Truth be told, much of this behavioral health crisis was self-created:  

  • It was only a few years ago (2017) when our state government decimated community-based behavioral health programs by slashing Medicaid (footnote 1) funding. For example, case management programs help connect people to necessary services, yet the provider rates for these programs were reduced 50-60% in 2017, and to this day, they have not recovered to the funding levels of eight years ago.   

  • Behavioral health group homes exist as better alternatives than forcing people with disabilities to live in hospitals and institutions. Group homes not only offer less expensive alternatives to institutionalization, but they also allow people with disabilities to live with dignity and respect in communities across our state.  

However, these home and community-based service options have historically been underfunded, with Medicaid behavioral health provider rates increasing on average 1.1% per year. Imagine making a wage of $10 per hour in 2007, and then making $11.78 per hour in 2022. One would probably seek supplemental income or find another job. It’s no wonder that the current workforce crisis disproportionately impacts behavioral health services and negatively impacts people with disabilities.  

There is hope. We know what works and know what to do to prevent crises, support families to stay together, and assist people to re-enter our communities after hospitalization and institutionalization.  

In 2023, our state legislature appropriated historic funding increases for behavioral health that helped close the expanse between adequate funding and the reasonable costs to deliver quality services.  For this, we citizens and behavioral health providers are thankful and hopeful that we’ll soon experience improvements in the system of care and soon see access to services at the right time and place.  

Our state and local governments, along with providers, advocacy organizations, foundations, and community stakeholders, are responding to this crisis with significant coordination and strategic planning efforts.  

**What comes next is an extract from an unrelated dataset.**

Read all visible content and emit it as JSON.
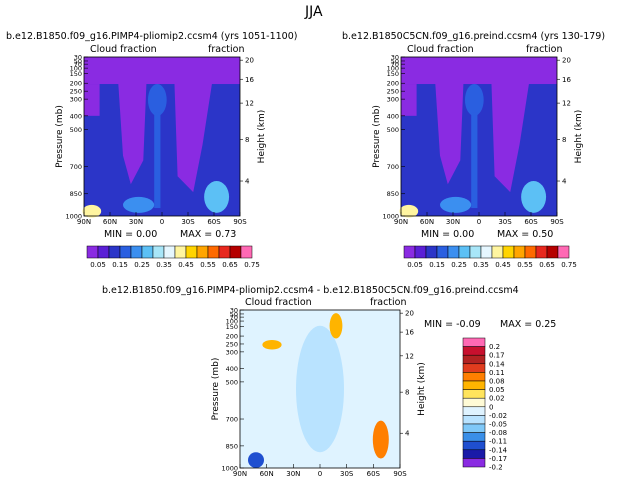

Many of us are advocating for continued investments in, and sustainable funding for, home and community-based behavioral health programs. You too can help by educating yourself and others via AWARE Ink, other media, and by participating in local government and legislative hearings regarding public health. You can also advocate for people with disabilities, advocate for our staff, and our services by communicating with our governor’s office and your legislators. 

I have said it before, and I will say it again. It takes a team to help people live independent lives and we are so grateful to have you on ours.